A peine peut-on dire

Que mon cœur est vivant comme au creux d'un lys bleu

Un papillon qui vire.

Ou bien encore :

Quand, dès l'aube, sonnant ses clochettes de fleurs,

La mauve campanule

M'appelle dans les bois et met sa bonne odeur

Sur mon mouchoir de tulle.

Notre jeune homme thé ne se dit point qu'un papillon ne peut pas davantage virer dans un lys, celui-ci fût-il bleu, qu'une campanule aller mettre de l'odeur sur un mouchoir, même de tulle ; que l'image de la mouette et des récifs s'accorde au plus mal avec un cœur et des pointes de seins ; qu'au lieu de « flagellé des vagues », il fallait écrire « flagellé par les vagues » ; que « sans voir » est du charabia, et que si l'on peut, par exemple, « faire prendre aux enfants de la bouillie », on ne saurait pourtant « faire noyer aux flots quelque chose » ; qu'au surplus, la première strophe ci-dessus est un concetto indigne de l'abbé Cotin lui-même, et que les deux dernières ne signifient à peu près rien.

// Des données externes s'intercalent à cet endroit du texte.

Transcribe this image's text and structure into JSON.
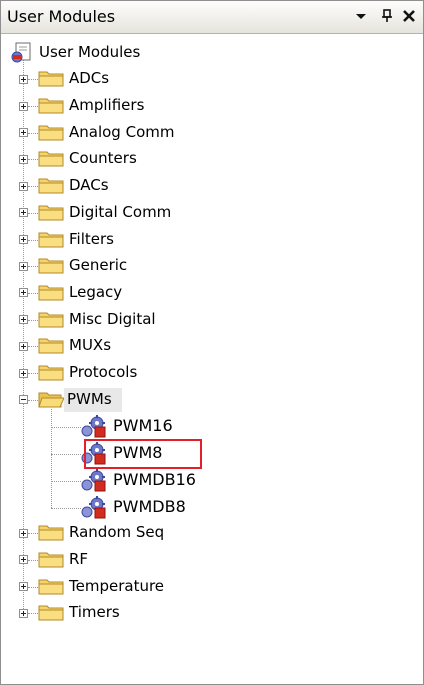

Mais à d'autres! Le bel esprit, qui sait tout sans avoir appris grand'chose, le bel esprit prétend aux sentiments les plus rares, au goût le plus fin. Aussi, pour bien démontrer l'un et faire état des autres, quelles complaisances attendries, quelles pensives extases devant la campanule qui « sonne ses clochettes », non moins que devant les hideux fantômes exposés chaque année au Salon par M. Rodin, non moins que…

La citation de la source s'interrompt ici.